Since having a Star Pact Warlock is so important to me for this, I am willing to let one person who plays one change all of the Star Pact powers to be either Cha or Con based (right now they are about half and half) without using feats (Paladins, Clerics, and Rangers will need feats to attempt anything like this). In addition, this Warlock will come with a dagger that can be used as an implement, although it doesn't start with an enhancement bonus. I will be also be upping the power and lowering the requirements for the rituals associated with enchanting magic items, while changing their power source slightly.
For characters with the divine power source, any apparent divinity is okay (you could even make one up, as long as it's reasonable). Actual gods and apparent gods will be different notions. Finding the hidden connections between these notions may be something the player characters have to do.

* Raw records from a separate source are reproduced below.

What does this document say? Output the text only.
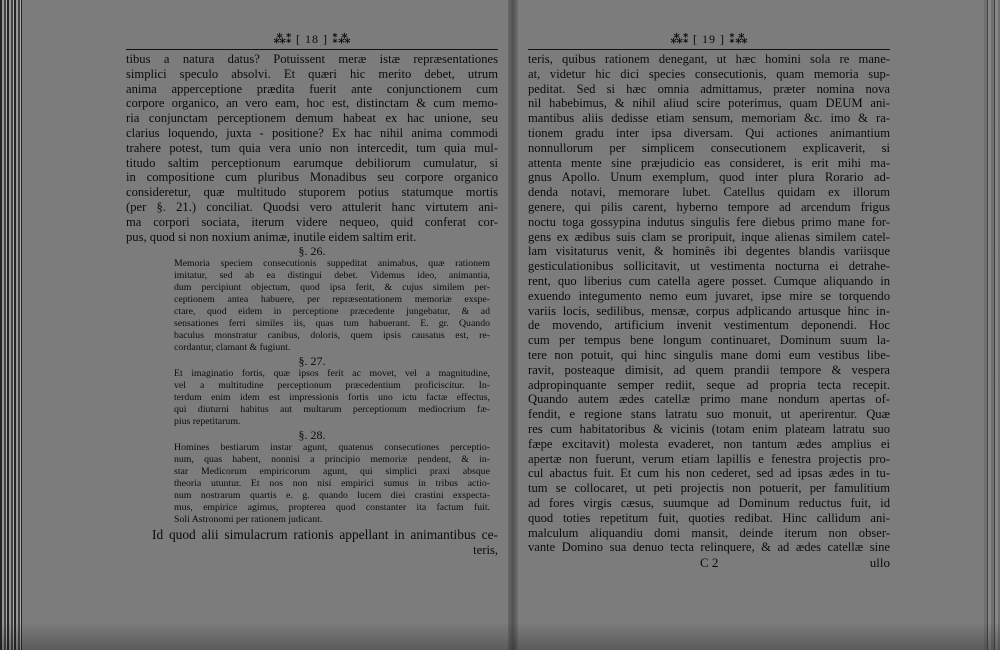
⁂⁑ [ 18 ] ⁑⁂
tibus a natura datus? Potuissent meræ istæ repræsentationes
simplici speculo absolvi. Et quæri hic merito debet, utrum
anima apperceptione prædita fuerit ante conjunctionem cum
corpore organico, an vero eam, hoc est, distinctam & cum memo-
ria conjunctam perceptionem demum habeat ex hac unione, seu
clarius loquendo, juxta - positione? Ex hac nihil anima commodi
trahere potest, tum quia vera unio non intercedit, tum quia mul-
titudo saltim perceptionum earumque debiliorum cumulatur, si
in compositione cum pluribus Monadibus seu corpore organico
consideretur, quæ multitudo stuporem potius statumque mortis
(per §. 21.) conciliat. Quodsi vero attulerit hanc virtutem ani-
ma corpori sociata, iterum videre nequeo, quid conferat cor-
pus, quod si non noxium animæ, inutile eidem saltim erit.
§. 26.
Memoria speciem consecutionis suppeditat animabus, quæ rationem
imitatur, sed ab ea distingui debet. Videmus ideo, animantia,
dum percipiunt objectum, quod ipsa ferit, & cujus similem per-
ceptionem antea habuere, per repræsentationem memoriæ exspe-
ctare, quod eidem in perceptione præcedente jungebatur, & ad
sensationes ferri similes iis, quas tum habuerant. E. gr. Quando
baculus monstratur canibus, doloris, quem ipsis causatus est, re-
cordantur, clamant & fugiunt.
§. 27.
Et imaginatio fortis, quæ ipsos ferit ac movet, vel a magnitudine,
vel a multitudine perceptionum præcedentium proficiscitur. In-
terdum enim idem est impressionis fortis uno ictu factæ effectus,
qui diuturni habitus aut multarum perceptionum mediocrium fæ-
pius repetitarum.
§. 28.
Homines bestiarum instar agunt, quatenus consecutiones perceptio-
num, quas habent, nonnisi a principio memoriæ pendent, & in-
star Medicorum empiricorum agunt, qui simplici praxi absque
theoria utuntur. Et nos non nisi empirici sumus in tribus actio-
num nostrarum quartis e. g. quando lucem diei crastini exspecta-
mus, empirice agimus, propterea quod constanter ita factum fuit.
Soli Astronomi per rationem judicant.
Id quod alii simulacrum rationis appellant in animantibus ce-
teris,
⁂⁑ [ 19 ] ⁑⁂
teris, quibus rationem denegant, ut hæc homini sola re mane-
at, videtur hic dici species consecutionis, quam memoria sup-
peditat. Sed si hæc omnia admittamus, præter nomina nova
nil habebimus, & nihil aliud scire poterimus, quam DEUM ani-
mantibus aliis dedisse etiam sensum, memoriam &c. imo & ra-
tionem gradu inter ipsa diversam. Qui actiones animantium
nonnullorum per simplicem consecutionem explicaverit, si
attenta mente sine præjudicio eas consideret, is erit mihi ma-
gnus Apollo. Unum exemplum, quod inter plura Rorario ad-
denda notavi, memorare lubet. Catellus quidam ex illorum
genere, qui pilis carent, hyberno tempore ad arcendum frigus
noctu toga gossypina indutus singulis fere diebus primo mane for-
gens ex ædibus suis clam se proripuit, inque alienas similem catel-
lam visitaturus venit, & hominês ibi degentes blandis variisque
gesticulationibus sollicitavit, ut vestimenta nocturna ei detrahe-
rent, quo liberius cum catella agere posset. Cumque aliquando in
exuendo integumento nemo eum juvaret, ipse mire se torquendo
variis locis, sedilibus, mensæ, corpus adplicando artusque hinc in-
de movendo, artificium invenit vestimentum deponendi. Hoc
cum per tempus bene longum continuaret, Dominum suum la-
tere non potuit, qui hinc singulis mane domi eum vestibus libe-
ravit, posteaque dimisit, ad quem prandii tempore & vespera
adpropinquante semper rediit, seque ad propria tecta recepit.
Quando autem ædes catellæ primo mane nondum apertas of-
fendit, e regione stans latratu suo monuit, ut aperirentur. Quæ
res cum habitatoribus & vicinis (totam enim plateam latratu suo
fæpe excitavit) molesta evaderet, non tantum ædes amplius ei
apertæ non fuerunt, verum etiam lapillis e fenestra projectis pro-
cul abactus fuit. Et cum his non cederet, sed ad ipsas ædes in tu-
tum se collocaret, ut peti projectis non potuerit, per famulitium
ad fores virgis cæsus, suumque ad Dominum reductus fuit, id
quod toties repetitum fuit, quoties redibat. Hinc callidum ani-
malculum aliquandiu domi mansit, deinde iterum non obser-
vante Domino sua denuo tecta relinquere, & ad ædes catellæ sine
C 2	ullo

As far as the world goes, in the actual campaign world there are almost no civilized humanoids who are not actually human. Making a character that appears nonhuman (a dwarf looks kind of human, but a dragonborn does not) will result in interesting RP interactions. Some will be treated as monsters, some as nobility, and some as barbarians. The distribution of character races will most likely change as part of the events of the campaign, depending on the actions of player characters.